The HFC program seeks to develop and test hybrid geopolitical forecasting systems. These systems will integrate human and machine forecasting components to create maximally accurate, flexible, and scalable forecasting capabilities. Human-generated forecasts may be subject to cognitive biases and/or scalability limits. Machine-generated (i.e., statistical, computational) forecasting approaches may be more scalable and data-driven, but are often ill-suited to render forecasts for idiosyncratic or newly emerging geopolitical issues. Hybrid approaches hold promise for combining the strengths of these two approaches while mitigating their individual weaknesses. Performers will develop systems that will integrate human and machine forecasting contributions in novel ways. These systems will compete in a multi-year competition to identify approaches that may enable the Intelligence Community (IC) to radically improve the accuracy and timeliness of geopolitical forecasts.


Develop a system that naturally blends humans and machines to augment decision systems.

Forecasting is an interesting problem. The issue with forecasting is that it is hard. And geopolitical forecasting is even harder. It's not like, hey, what do you think the weight of *YOUR FAVOURITE BOVINE* is? It's more like, hey, Will Fidesz and KDNP win 133 or more seats in Hungary’s upcoming parliamentary election? You are trying to predict the probability of events of global relevance. You are trying to compress into a single number between 0 and 1, a lot of information.

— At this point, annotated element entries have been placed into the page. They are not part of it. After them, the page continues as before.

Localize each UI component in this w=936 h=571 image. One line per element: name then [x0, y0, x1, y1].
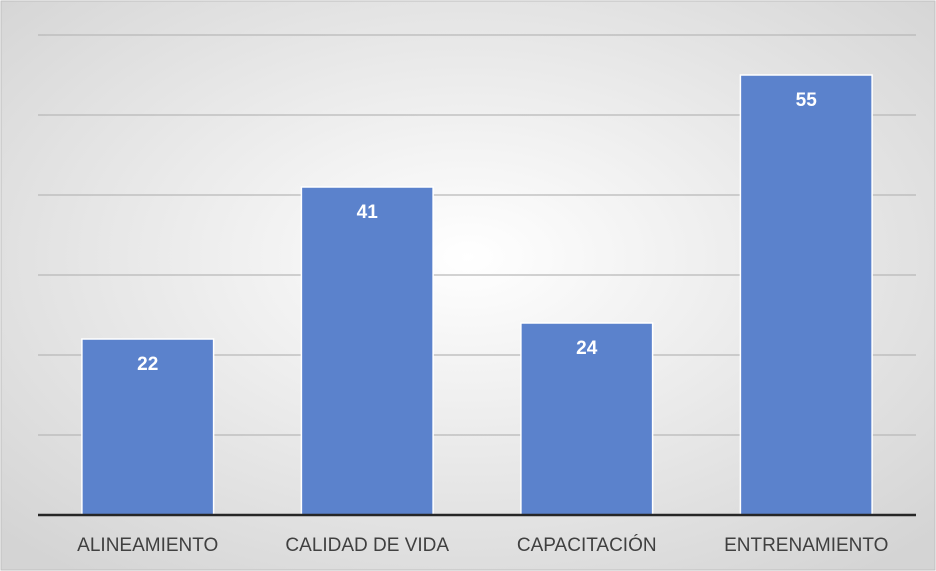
x-tick-label: CAPACITACIÓN: [517, 534, 657, 556]
bar: [300, 186, 434, 516]
value-label: 22: [137, 354, 158, 375]
x-tick-label: CALIDAD DE VIDA: [285, 535, 449, 556]
bar: [81, 338, 215, 516]
x-tick-label: ALINEAMIENTO: [77, 535, 218, 556]
value-label: 41: [357, 202, 379, 223]
value-label: 24: [576, 338, 598, 359]
bar: [739, 74, 873, 516]
x-tick-label: ENTRENAMIENTO: [724, 535, 888, 556]
bar: [520, 322, 654, 516]
value-label: 55: [796, 90, 818, 111]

Develop a system that naturally blends humans and machines to augment decision systems. Humans are good at human stuff, like jumping to conclusions from very little data. Machines are good at doing machine stuff, like using godzillions of observations before making any sense. How would you even design your system? Do you have machines presenting summarized data to the humans? Do you have humans organizing data for the machine? Do you have machines and humans making decisions together? Or in parallel? The possibilities are limitless.